The consultant's assessment detailed the possibility of a pandemic-related market crash as he warned Republican elites, along with other well-connected stock traders. A total of eight people received the consultant's memo but many different aspects of the memo spread to many New York investors other elite trade insiders.
Here is an excerpt from the NYT report:
The consultant's assessment quickly spread through parts of the investment world. U.S. stocks were already spiraling because of a warning from a federal public health official that the virus was likely to spread, but traders spotted the immediate significance: The president's aides appeared to be giving wealthy party donors an early warning of a potentially impactful contagion at a time when Mr. Trump was publicly insisting that the threat was nonexistent.
Interviews with eight people who either received copies of the memo or were briefed on aspects of it as it spread among investors in New York and elsewhere provide a glimpse of how elite traders had access to information from the administration that helped them gain financial advantage during a chaotic three days when global markets were teetering." - The New York Times.

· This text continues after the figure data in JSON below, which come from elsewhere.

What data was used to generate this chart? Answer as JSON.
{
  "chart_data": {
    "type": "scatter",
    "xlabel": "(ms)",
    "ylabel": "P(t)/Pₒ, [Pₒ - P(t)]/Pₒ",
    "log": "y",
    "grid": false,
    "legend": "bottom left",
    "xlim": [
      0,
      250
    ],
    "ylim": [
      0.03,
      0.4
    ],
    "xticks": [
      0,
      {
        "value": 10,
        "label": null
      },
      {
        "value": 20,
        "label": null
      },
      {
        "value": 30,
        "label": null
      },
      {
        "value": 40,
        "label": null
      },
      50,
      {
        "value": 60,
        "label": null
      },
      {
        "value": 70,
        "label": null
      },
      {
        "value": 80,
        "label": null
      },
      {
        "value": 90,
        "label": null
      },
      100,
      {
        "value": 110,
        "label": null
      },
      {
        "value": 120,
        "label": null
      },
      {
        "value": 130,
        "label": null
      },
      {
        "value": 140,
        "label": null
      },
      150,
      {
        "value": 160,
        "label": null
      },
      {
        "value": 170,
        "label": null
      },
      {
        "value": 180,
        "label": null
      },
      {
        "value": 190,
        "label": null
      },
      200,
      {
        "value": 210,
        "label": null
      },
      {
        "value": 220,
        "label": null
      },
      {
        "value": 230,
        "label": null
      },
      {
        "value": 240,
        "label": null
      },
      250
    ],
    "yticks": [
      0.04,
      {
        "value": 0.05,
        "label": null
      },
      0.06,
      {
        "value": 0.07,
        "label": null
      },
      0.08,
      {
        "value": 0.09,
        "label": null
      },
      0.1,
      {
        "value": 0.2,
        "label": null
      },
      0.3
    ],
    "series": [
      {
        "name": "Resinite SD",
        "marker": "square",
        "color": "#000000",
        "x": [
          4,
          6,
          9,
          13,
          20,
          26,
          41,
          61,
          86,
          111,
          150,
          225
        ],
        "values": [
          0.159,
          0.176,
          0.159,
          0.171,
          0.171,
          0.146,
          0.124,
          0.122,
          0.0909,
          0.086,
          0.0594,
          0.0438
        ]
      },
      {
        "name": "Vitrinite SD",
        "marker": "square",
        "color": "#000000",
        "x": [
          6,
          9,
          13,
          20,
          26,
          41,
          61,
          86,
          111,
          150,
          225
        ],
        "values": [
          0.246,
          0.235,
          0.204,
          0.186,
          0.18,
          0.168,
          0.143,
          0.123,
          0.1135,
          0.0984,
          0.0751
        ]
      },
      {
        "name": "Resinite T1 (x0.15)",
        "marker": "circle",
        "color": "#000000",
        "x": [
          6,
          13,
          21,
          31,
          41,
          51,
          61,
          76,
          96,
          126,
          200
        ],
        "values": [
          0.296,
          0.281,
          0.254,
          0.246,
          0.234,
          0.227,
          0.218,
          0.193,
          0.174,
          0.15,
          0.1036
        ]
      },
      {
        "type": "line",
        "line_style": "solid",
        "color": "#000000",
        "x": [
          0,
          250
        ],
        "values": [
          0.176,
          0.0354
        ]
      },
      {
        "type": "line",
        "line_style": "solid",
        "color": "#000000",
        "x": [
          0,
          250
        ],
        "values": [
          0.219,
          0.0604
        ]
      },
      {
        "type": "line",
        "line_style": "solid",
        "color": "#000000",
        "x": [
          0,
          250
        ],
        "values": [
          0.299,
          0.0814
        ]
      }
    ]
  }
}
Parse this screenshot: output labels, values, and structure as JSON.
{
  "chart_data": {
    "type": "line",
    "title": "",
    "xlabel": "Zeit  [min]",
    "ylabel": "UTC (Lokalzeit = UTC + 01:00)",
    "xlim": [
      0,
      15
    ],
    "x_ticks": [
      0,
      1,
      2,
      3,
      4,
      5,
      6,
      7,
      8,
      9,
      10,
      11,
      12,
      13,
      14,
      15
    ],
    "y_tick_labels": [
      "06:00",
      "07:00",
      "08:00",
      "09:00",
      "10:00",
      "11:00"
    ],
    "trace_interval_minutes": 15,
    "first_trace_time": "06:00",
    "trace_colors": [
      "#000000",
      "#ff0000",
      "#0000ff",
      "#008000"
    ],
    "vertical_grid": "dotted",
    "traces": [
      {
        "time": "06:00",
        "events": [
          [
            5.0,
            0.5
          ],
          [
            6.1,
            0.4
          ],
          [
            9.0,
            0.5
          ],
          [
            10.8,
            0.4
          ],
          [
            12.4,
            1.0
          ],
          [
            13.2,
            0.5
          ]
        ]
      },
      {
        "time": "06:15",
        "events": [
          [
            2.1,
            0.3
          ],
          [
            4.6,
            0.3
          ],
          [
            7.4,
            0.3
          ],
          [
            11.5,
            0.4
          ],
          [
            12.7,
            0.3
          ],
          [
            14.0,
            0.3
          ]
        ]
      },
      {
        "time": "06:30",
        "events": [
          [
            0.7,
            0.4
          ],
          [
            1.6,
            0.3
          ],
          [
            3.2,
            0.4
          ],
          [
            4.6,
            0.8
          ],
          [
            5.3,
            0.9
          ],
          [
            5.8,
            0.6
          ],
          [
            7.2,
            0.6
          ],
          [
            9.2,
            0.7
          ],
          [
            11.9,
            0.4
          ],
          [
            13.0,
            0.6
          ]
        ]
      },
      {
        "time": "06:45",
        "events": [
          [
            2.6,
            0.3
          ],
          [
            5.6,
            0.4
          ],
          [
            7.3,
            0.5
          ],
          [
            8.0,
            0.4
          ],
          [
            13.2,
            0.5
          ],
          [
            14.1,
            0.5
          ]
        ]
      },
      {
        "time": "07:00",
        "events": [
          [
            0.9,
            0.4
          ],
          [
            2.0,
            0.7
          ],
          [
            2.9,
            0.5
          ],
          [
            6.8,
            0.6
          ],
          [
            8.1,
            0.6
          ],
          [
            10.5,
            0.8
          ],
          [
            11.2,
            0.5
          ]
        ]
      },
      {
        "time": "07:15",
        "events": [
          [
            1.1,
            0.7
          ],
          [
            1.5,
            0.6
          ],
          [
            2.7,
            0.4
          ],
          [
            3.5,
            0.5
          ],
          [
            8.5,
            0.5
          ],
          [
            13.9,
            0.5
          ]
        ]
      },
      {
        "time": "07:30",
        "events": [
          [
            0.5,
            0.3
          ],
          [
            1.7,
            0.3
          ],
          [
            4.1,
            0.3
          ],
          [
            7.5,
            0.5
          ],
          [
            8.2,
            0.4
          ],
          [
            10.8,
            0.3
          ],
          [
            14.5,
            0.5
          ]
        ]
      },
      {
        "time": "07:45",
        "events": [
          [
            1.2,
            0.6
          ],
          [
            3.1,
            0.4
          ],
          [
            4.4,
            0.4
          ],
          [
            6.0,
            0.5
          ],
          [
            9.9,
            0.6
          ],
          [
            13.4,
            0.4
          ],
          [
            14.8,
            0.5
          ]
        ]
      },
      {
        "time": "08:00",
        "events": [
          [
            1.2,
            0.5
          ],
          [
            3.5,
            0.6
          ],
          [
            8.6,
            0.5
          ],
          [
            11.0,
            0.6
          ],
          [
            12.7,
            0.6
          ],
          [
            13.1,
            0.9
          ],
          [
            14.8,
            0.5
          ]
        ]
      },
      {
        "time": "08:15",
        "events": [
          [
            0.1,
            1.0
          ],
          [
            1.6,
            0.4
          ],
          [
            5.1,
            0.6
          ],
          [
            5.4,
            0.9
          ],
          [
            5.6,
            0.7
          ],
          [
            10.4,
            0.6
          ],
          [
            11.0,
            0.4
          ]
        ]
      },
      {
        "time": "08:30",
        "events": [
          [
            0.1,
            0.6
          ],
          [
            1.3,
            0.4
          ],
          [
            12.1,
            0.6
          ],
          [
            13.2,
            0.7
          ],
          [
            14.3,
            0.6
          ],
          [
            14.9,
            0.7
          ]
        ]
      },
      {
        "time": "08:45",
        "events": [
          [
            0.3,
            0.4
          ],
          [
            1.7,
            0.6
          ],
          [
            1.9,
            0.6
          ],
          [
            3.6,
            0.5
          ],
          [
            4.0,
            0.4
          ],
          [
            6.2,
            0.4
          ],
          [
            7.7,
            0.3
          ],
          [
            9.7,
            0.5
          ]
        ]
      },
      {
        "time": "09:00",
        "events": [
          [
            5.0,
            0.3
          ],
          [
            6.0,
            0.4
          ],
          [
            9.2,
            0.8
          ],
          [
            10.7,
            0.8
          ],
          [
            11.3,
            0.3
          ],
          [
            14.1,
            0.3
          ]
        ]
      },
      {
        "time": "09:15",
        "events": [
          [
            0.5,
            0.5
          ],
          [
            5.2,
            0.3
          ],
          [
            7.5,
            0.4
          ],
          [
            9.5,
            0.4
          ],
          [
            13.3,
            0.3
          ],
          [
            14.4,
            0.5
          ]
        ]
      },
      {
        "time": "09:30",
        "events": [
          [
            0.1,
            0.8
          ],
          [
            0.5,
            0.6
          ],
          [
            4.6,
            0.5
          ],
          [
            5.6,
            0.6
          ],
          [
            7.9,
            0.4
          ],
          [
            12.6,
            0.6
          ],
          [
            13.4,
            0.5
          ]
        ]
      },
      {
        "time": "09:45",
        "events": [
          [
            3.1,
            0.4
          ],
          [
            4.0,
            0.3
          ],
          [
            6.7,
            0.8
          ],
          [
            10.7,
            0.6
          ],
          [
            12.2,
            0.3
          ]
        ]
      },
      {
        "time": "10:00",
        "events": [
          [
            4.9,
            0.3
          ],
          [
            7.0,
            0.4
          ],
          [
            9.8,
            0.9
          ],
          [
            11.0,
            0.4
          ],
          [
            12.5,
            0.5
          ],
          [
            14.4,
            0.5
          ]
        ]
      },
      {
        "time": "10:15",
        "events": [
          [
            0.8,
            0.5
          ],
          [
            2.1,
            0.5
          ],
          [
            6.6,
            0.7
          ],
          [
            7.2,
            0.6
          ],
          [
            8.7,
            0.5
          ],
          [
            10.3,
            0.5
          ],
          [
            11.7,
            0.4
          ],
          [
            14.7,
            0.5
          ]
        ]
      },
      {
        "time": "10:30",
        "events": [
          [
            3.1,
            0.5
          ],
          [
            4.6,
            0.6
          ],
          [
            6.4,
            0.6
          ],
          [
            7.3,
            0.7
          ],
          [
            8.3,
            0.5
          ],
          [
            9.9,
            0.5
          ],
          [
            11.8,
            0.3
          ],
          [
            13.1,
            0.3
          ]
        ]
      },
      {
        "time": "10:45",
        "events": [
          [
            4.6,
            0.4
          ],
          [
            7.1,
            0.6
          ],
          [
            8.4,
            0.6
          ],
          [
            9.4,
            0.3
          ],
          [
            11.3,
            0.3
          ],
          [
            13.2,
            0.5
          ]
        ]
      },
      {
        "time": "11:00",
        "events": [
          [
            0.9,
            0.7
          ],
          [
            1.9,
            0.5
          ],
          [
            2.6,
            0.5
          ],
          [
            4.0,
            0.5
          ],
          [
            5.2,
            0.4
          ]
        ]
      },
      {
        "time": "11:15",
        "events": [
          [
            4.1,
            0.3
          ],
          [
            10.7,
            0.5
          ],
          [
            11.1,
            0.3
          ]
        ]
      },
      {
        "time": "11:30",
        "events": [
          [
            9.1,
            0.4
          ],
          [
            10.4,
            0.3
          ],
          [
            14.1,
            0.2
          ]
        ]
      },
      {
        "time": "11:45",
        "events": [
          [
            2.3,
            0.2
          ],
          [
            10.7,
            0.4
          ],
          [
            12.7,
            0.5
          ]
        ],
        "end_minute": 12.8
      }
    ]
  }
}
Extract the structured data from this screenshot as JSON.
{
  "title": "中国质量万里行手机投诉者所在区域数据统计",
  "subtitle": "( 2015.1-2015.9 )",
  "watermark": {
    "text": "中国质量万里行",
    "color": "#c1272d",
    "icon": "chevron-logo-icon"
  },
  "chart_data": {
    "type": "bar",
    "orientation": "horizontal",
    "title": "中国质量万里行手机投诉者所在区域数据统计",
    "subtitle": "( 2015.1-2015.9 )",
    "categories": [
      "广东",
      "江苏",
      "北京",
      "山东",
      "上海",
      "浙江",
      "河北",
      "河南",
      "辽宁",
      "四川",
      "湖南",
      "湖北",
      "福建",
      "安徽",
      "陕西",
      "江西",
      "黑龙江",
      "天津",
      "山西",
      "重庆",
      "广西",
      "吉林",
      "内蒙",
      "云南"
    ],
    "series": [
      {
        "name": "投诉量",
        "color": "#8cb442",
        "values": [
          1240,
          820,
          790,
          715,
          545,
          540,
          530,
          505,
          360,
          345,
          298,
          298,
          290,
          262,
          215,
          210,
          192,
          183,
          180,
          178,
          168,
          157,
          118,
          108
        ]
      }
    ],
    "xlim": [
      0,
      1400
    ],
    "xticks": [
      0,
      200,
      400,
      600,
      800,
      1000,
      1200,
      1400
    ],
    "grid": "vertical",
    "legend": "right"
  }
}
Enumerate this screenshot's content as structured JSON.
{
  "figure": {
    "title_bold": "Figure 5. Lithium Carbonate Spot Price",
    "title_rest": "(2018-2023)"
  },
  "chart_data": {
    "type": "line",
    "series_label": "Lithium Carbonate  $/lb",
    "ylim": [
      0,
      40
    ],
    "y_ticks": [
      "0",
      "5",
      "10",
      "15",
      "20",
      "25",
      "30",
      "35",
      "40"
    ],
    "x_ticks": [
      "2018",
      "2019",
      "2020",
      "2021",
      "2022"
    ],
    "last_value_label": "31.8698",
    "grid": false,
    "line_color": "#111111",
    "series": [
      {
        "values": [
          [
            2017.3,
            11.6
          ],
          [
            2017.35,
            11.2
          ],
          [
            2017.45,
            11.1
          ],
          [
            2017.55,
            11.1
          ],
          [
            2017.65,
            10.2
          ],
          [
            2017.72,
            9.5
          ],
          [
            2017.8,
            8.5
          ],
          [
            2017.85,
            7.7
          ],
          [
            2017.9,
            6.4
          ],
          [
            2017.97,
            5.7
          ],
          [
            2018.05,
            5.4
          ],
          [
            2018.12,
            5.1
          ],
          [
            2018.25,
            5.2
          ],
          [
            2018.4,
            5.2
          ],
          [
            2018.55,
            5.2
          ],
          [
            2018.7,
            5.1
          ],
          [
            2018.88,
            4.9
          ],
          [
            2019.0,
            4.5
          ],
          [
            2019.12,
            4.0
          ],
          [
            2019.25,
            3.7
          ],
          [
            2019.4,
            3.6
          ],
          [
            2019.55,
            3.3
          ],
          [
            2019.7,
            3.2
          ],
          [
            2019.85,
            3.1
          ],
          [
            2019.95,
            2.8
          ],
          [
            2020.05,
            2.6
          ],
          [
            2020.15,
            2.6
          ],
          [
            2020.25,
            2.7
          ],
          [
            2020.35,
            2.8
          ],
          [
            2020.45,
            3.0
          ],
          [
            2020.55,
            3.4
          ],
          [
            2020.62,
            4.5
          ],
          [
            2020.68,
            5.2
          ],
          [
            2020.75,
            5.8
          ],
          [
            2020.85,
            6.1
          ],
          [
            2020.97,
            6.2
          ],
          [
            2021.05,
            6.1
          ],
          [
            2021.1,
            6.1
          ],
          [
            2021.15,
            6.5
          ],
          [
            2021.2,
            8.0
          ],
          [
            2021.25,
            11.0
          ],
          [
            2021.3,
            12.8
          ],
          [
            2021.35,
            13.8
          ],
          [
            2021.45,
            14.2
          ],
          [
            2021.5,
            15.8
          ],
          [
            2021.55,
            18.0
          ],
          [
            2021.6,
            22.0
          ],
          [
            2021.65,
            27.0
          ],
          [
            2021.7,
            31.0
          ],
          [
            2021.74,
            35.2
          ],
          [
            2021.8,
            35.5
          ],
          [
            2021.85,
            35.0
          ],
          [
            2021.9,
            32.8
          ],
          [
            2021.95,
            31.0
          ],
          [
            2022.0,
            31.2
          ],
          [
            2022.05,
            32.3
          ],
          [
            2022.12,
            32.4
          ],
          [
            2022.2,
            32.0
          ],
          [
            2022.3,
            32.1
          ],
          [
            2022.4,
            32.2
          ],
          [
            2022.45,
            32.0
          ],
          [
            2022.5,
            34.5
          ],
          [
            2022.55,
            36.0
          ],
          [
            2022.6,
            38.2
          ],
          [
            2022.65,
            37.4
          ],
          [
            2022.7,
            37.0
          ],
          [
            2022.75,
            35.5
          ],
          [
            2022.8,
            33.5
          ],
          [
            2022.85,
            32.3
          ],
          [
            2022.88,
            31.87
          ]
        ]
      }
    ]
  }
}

The NYT report comes months after Republican elites like Sen. Kelly Loeffler (R-Ga.) faced scrutiny following her and her husband's speculative sale of $18.7 million in Intercontinental Exchange stock, according to the Atlanta Journal-Constitution.
The Georgia senator, who also serves on the Senate Health Committee, first began selling off her stock on January 24 — the same day the committee held its first private all-members session on COVID-19. Loeffler's stock sales transactions were completed over three dates with the last transaction being completed on March 11, just two days before the WHO's pandemic declaration.
"Senator Loeffler filed another Periodic Transaction Report (PTR) and the facts are still the same," Loeffler's spokesperson told Vox in a statement. "These transactions are consistent with historical portfolio activity and include a balanced mix of buys and sells. Her stock portfolio is managed independently by third-party advisors and she is notified, as indicated on the report, after transactions occur."